The Japanese Washoku, or food of harmony, is both a respect for nature, the great provider, as well as the transmission of tradition to the youngest. Family recipes are shared from parent to child, creating a bond between generations. Cooking shows and cookbooks reach more people and introduce nations to each other.

The Mughals documented culinary experiments in royal kitchens. Babar planted orchards and introduced ice water; Akbar introduced kulfi, murgh musallam and nauratankorma; Empress Nur Jehan created rainbow-colored yogurt dishes; Shah Jahan’s kitchen created ShabDegh better known as nihari.

The hundreds of recipes are collectively known as Mughlai cuisine, preserved in cookbooks such as Nuskha-e-Shahjahani and Alwan-e-Nemat. Malwa’s 15th-century Ni’matnamah Nasir al-Din Shahi included the earliest miniature paintings in South Asia, depicting the making of foods such as kheer and samosa.

Food sharing was used to ease political tensions, such as the legendary Manchu-Han Imperial Festival, which brought together the Manchu and Han peoples in 18th-century China. Embassy dinners around the world are opportunities to deepen political understanding.

The ability of spices to add flavor and turn simple nutrition into cooking has driven much of the world’s trade routes. Eastern spices and cultures unique to South America have changed the dining experience for the world.

All religions teach gratitude for food – some say grace, others Alhamdulillah. Food is the cornerstone of hospitality. In southern India, the banana leaf, on which food is served, should be folded upwards to indicate satisfaction at the end of the meal. The Japanese would experience mottainai, a sense of regret at having wasted something, if they did not finish their food. Meanwhile, in China, an empty plate suggests that a person is still hungry. Pakistani children are told that eating all their food is like sweeping away the holy places of Mecca and Medina.

Food can be served in individual portions on separate plates, or the thali of Indian cuisine. In some cultures, such as Morocco, Ethiopia, the Middle East, or Pakistan, people traditionally share food from a common dish.

Some meals commemorate a historical event, such as the haleem done at Muharram to mark the tragedy of Karbala, and the symbolic taking of bread and wine in the sacrament of the Eucharist, to commemorate Jesus’ last supper.

But there is also a dark side to food, or rather the lack thereof. It can become a weapon; opponents were once starved into submission during sieges and, even today, by creating food addictions.

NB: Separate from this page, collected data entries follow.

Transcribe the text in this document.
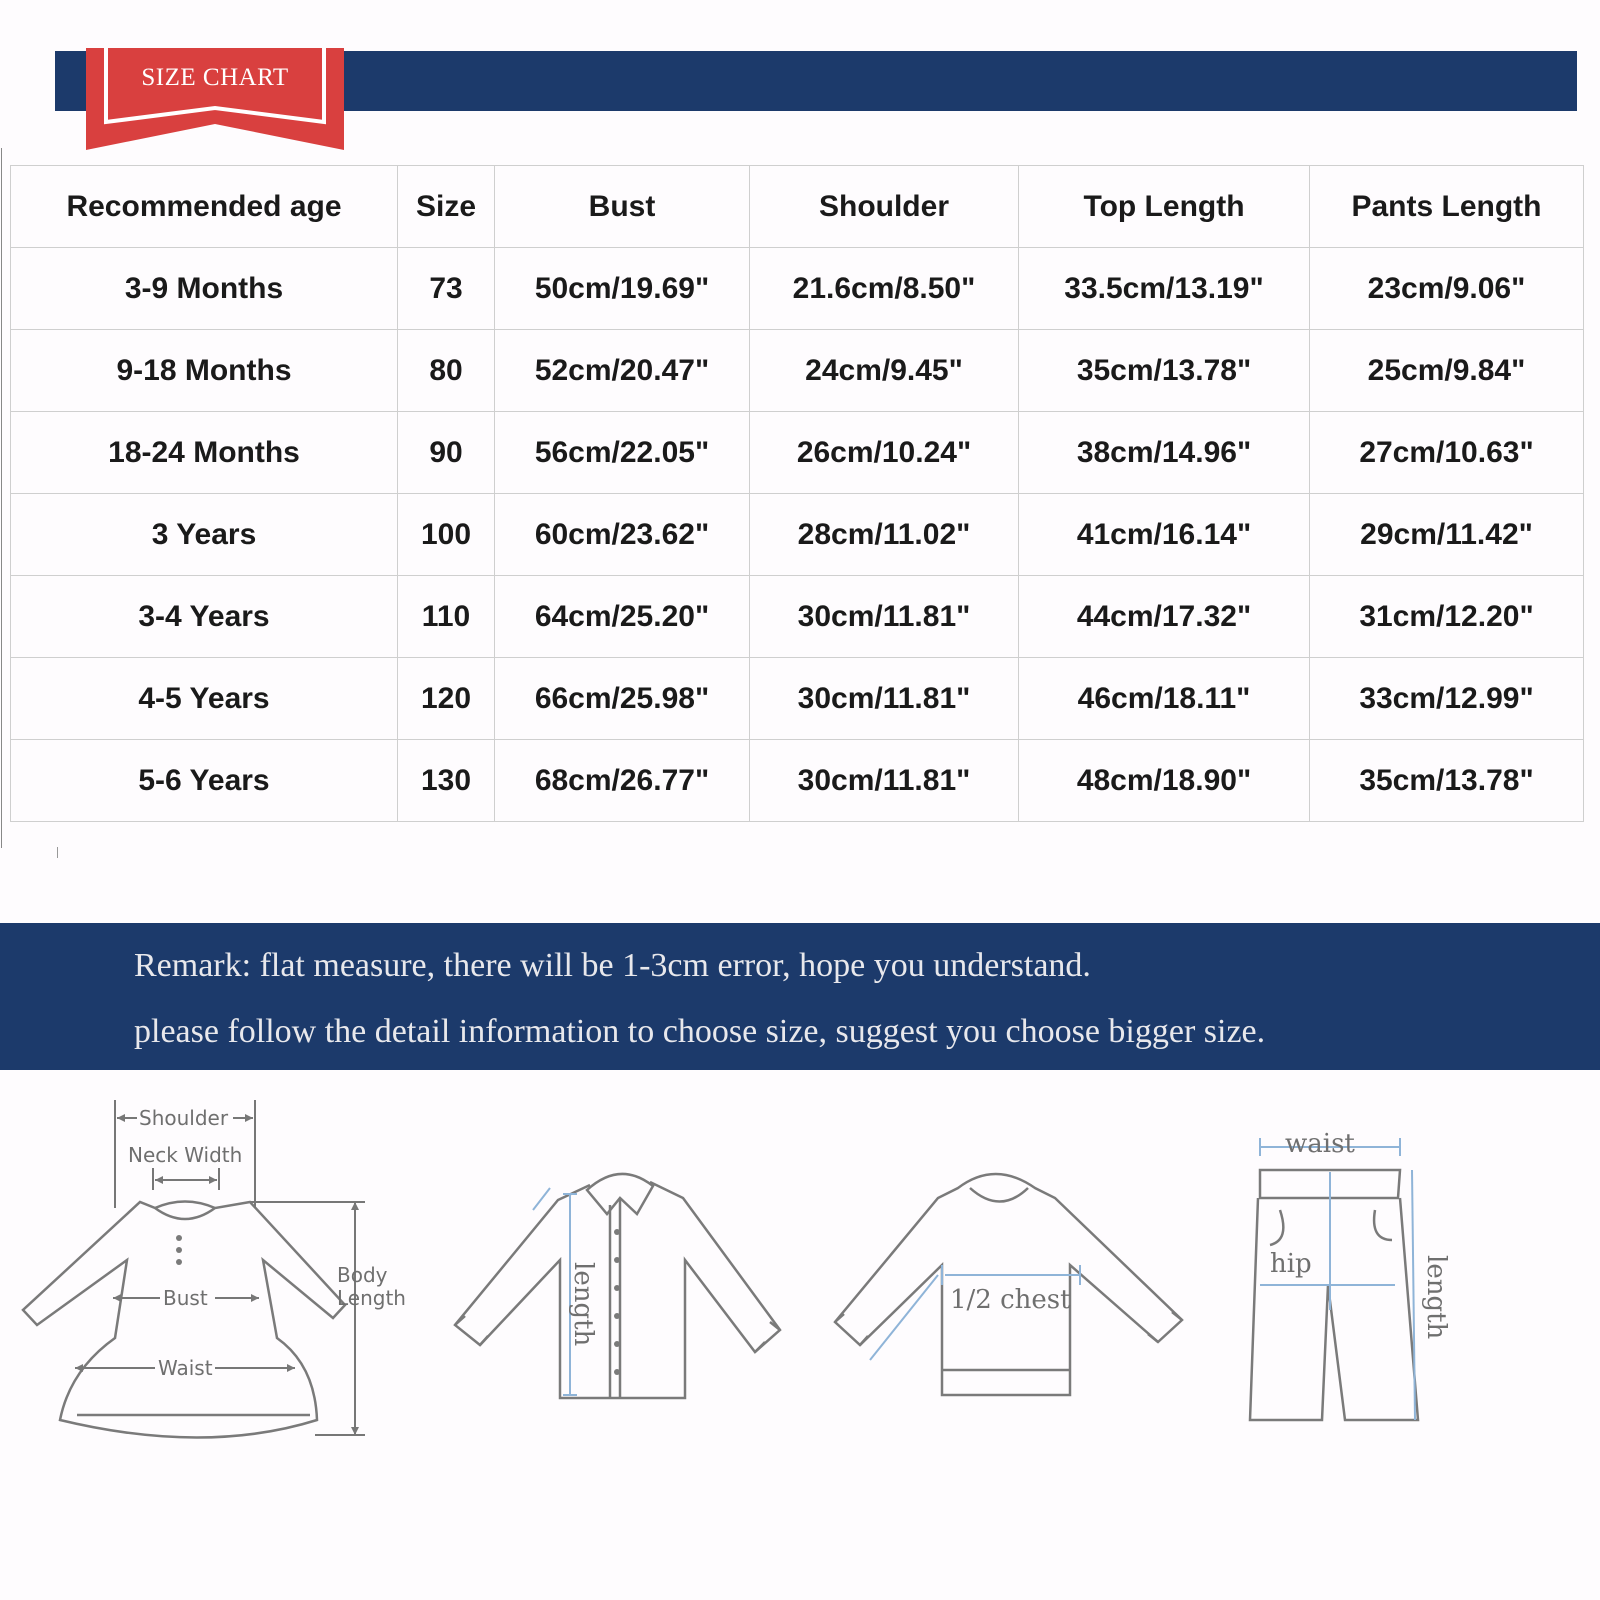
SIZE CHART
Recommended age	Size	Bust	Shoulder	Top Length	Pants Length
3-9 Months	73	50cm/19.69"	21.6cm/8.50"	33.5cm/13.19"	23cm/9.06"
9-18 Months	80	52cm/20.47"	24cm/9.45"	35cm/13.78"	25cm/9.84"
18-24 Months	90	56cm/22.05"	26cm/10.24"	38cm/14.96"	27cm/10.63"
3 Years	100	60cm/23.62"	28cm/11.02"	41cm/16.14"	29cm/11.42"
3-4 Years	110	64cm/25.20"	30cm/11.81"	44cm/17.32"	31cm/12.20"
4-5 Years	120	66cm/25.98"	30cm/11.81"	46cm/18.11"	33cm/12.99"
5-6 Years	130	68cm/26.77"	30cm/11.81"	48cm/18.90"	35cm/13.78"
Remark: flat measure, there will be 1-3cm error, hope you understand.
please follow the detail information to choose size, suggest you choose bigger size.
Shoulder
Neck Width
Bust
Waist
Body
Length	length	1/2 chest
waist
hip	length
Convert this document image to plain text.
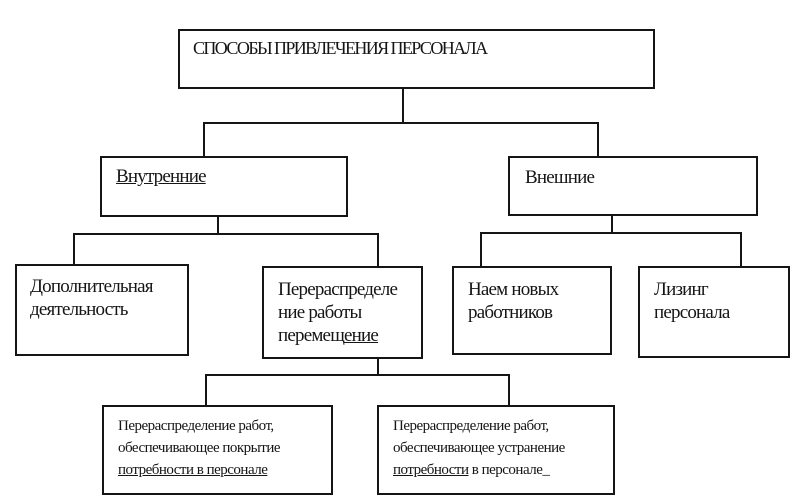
СПОСОБЫ ПРИВЛЕЧЕНИЯ ПЕРСОНАЛА
Внутренние	Внешние
Дополнительная
деятельность
Перераспределе
ние работы
перемещение
Наем новых
работников
Лизинг
персонала
Перераспределение работ,
обеспечивающее покрытие
потребности в персонале
Перераспределение работ,
обеспечивающее устранение
потребности в персонале_
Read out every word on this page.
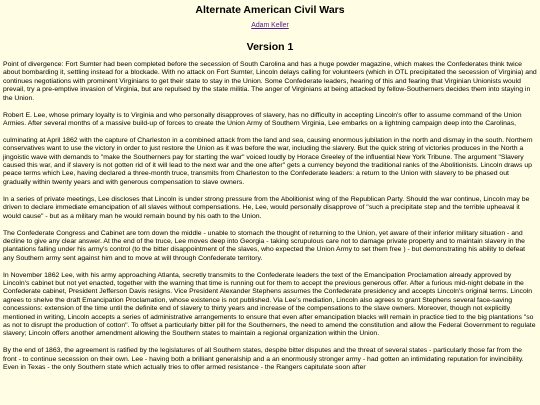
Alternate American Civil Wars

Adam Keller

Version 1

Point of divergence: Fort Sumter had been completed before the secession of South Carolina and has a huge powder magazine, which makes the Confederates think twice about bombarding it, settling instead for a blockade. With no attack on Fort Sumter, Lincoln delays calling for volunteers (which in OTL precipitated the secession of Virginia) and continues negotiations with prominent Virginians to get their state to stay in the Union. Some Confederate leaders, hearing of this and fearing that Virginian Unionists would prevail, try a pre-emptive invasion of Virginia, but are repulsed by the state militia. The anger of Virginians at being attacked by fellow-Southerners decides them into staying in the Union.

Robert E. Lee, whose primary loyalty is to Virginia and who personally disapproves of slavery, has no difficulty in accepting Lincoln's offer to assume command of the Union Armies. After several months of a massive build-up of forces to create the Union Army of Southern Virginia, Lee embarks on a lightning campaign deep into the Carolinas,

culminating at April 1862 with the capture of Charleston in a combined attack from the land and sea, causing enormous jubilation in the north and dismay in the south. Northern conservatives want to use the victory in order to just restore the Union as it was before the war, including the slavery. But the quick string of victories produces in the North a jingoistic wave with demands to "make the Southerners pay for starting the war" voiced loudly by Horace Greeley of the influential New York Tribune. The argument "Slavery caused this war, and if slavery is not gotten rid of it will lead to the next war and the one after" gets a currency beyond the traditional ranks of the Abolitionists. Lincoln draws up peace terms which Lee, having declared a three-month truce, transmits from Charleston to the Confederate leaders: a return to the Union with slavery to be phased out gradually within twenty years and with generous compensation to slave owners.

In a series of private meetings, Lee discloses that Lincoln is under strong pressure from the Abolitionist wing of the Republican Party. Should the war continue, Lincoln may be driven to declare immediate emancipation of all slaves without compensations. He, Lee, would personally disapprove of "such a precipitate step and the terrible upheaval it would cause" - but as a military man he would remain bound by his oath to the Union.

The Confederate Congress and Cabinet are torn down the middle - unable to stomach the thought of returning to the Union, yet aware of their inferior military situation - and decline to give any clear answer. At the end of the truce, Lee moves deep into Georgia - taking scrupulous care not to damage private property and to maintain slavery in the plantations falling under his army's control (to the bitter disappointment of the slaves, who expected the Union Army to set them free ) - but demonstrating his ability to defeat any Southern army sent against him and to move at will through Confederate territory.

In November 1862 Lee, with his army approaching Atlanta, secretly transmits to the Confederate leaders the text of the Emancipation Proclamation already approved by Lincoln's cabinet but not yet enacted, together with the warning that time is running out for them to accept the previous generous offer. After a furious mid-night debate in the Confederate cabinet, President Jefferson Davis resigns. Vice President Alexander Stephens assumes the Confederate presidency and accepts Lincoln's original terms. Lincoln agrees to shelve the draft Emancipation Proclamation, whose existence is not published. Via Lee's mediation, Lincoln also agrees to grant Stephens several face-saving concessions: extension of the time until the definite end of slavery to thirty years and increase of the compensations to the slave owners. Moreover, though not explicitly mentioned in writing, Lincoln accepts a series of administrative arrangements to ensure that even after emancipation blacks will remain in practice tied to the big plantations "so as not to disrupt the production of cotton". To offset a particularly bitter pill for the Southerners, the need to amend the constitution and allow the Federal Government to regulate slavery; Lincoln offers another amendment allowing the Southern states to maintain a regional organization within the Union.

By the end of 1863, the agreement is ratified by the legislatures of all Southern states, despite bitter disputes and the threat of several states - particularly those far from the front - to continue secession on their own. Lee - having both a brilliant generalship and a an enormously stronger army - had gotten an intimidating reputation for invincibility. Even in Texas - the only Southern state which actually tries to offer armed resistance - the Rangers capitulate soon after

Poverty and natural disasters, which Pakistan faces today, obliterate all the intricacies of cooking, as we are shocked by images of children scraping empty pots for a few grains of rice. With millions of acres of crops destroyed, the country will inevitably face food shortages. We overlook the loss of around 750,000 animals in the recent floods, not counting the many less visible species.

Most people assume that food is nature’s exclusive gift to humans, but as Rumi puts it, “Grass, thorns, hundreds of thousands of ants and snakes, all are looking for food. Can’t hear the noise?

Durriya Kazi is an artist based in Karachi.